What Is The Super Curriculum?

By School House

6 years ago

Here's why experiences beyond the classroom make all the difference.


New headmaster of Tonbridge School, James Priory, discusses the importance of experiences beyond the classroom.

Parents browsing school websites or listening to head teachers talk on open mornings may well have noticed a new word gaining currency: the super-curriculum. There is more than an echo of Mary Poppins’ supercalifragilistic in this expression, a word which could mean something ‘extraordinarily good’, or if you’re a fan of the film version, a word you use when you simply have nothing to say! 

If the curriculum is all about the academic subjects on offer, both core and optional; and if the extra-curriculum is about those activities which happen outside of the classroom, even if re-branded as the co-curriculum to emphasise pupils’ overall personal development; then what exactly is meant by the super-curriculum and how important is it when considering a school for your child?

James Priory

Universities and employers are showing increasing interest in pupils’ super-curricular profiles.

A Definition

As a Year 11 pupil, each week I visited a PhD student at the university across the road from my school, who was researching the theology of C S Lewis’s Narnia books. He was blind and had limited technology available. I read aloud his draft thesis and recorded on tape theological texts which, in honesty, had limited meaning at the time, but significant appeal. Later, we visited places associated with C S Lewis and went for tea with Lewis’s friend and editor, Walter Hooper. I may not have known it then, but this was the super-curriculum in action.

I believe that the super-curriculum is important because it represents all those opportunities to develop depth and breadth of learning which extend beyond what the curriculum requires. It finds many forms: clubs and societies, national and international competitions, visiting speakers and festivals, study tours, independent research projects, MOOCs (Massive Open Online Courses) and blogs. It enables pupils to develop specialist knowledge in areas that already seize their interest, but it can also inspire curiosity about areas previously unknown and unventured.

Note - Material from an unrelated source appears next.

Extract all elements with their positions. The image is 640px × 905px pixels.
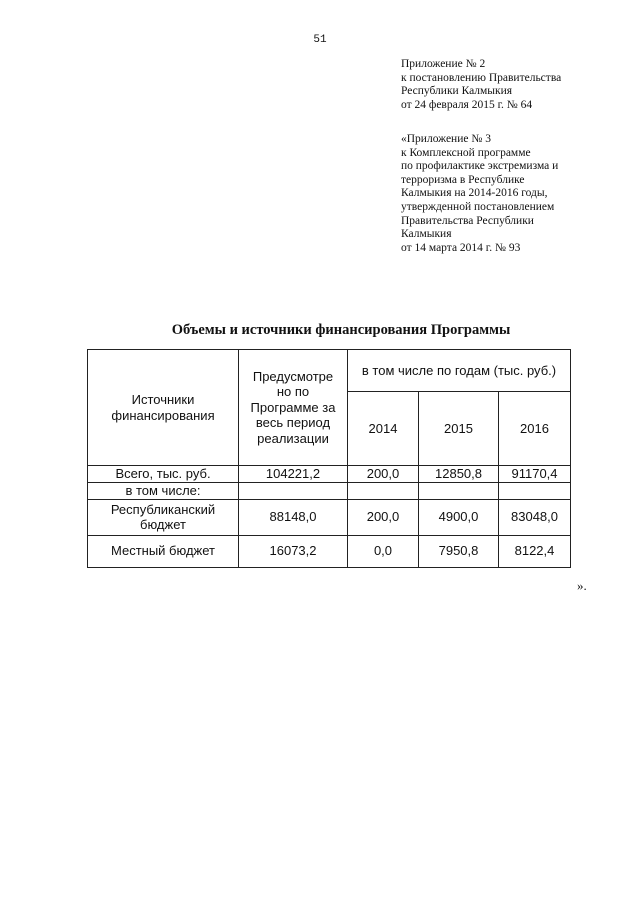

Universities and employers are showing increasing interest in pupils’ super-curricular profiles. They recognise the need for specialism with breadth, and the flexibility that this implies.  As C L R James teasingly asks in his book Beyond the Boundary, ‘What does he know of cricket who only cricket knows?’

In an age in which information can be instantaneously available, other aspects of lifelong learning are becoming key: young people’s sense of curiosity and their readiness to make intellectual connections; their ability to think creatively and critically; their confidence to collaborate and communicate.

James Priory, Tonbridge School’s new headmaster as of August 2018, having previously been Head of Portsmouth Grammar School.

The Stumbling Blocks

There are, however, warning signs to watch out for. It is easy to produce a list of activities and style it as a super-curriculum.  If the opportunities on offer are random and if participation is sporadic, then it would be reasonable to challenge what value such a ‘super-curriculum’ has. And even if the list seems superficially impressive, what does it say about the quality of experience in the curriculum if all the fun and enquiry
is happening outside the classroom and not inside?

Instead, I would encourage parents to look for evidence that pupils really do enjoy extending themselves and that they respect this in each other. Ask how effective schools are in encouraging pupils to become involved in their learning: to ask questions, to debate and share ideas. Are the teachers themselves encouraged to develop
their learning in new and exciting directions?

James Priory

Tonbridge School, Kent

The Vision

I was attracted to Tonbridge School precisely because it has a culture which celebrates learning and which challenges boys to put their learning into action.

I am very excited to see how we can develop its super-curriculum still further. To borrow an image from those early conversations about C S Lewis and Narnia, it ought to be like stepping into the wardrobe and finding a whole new world inside.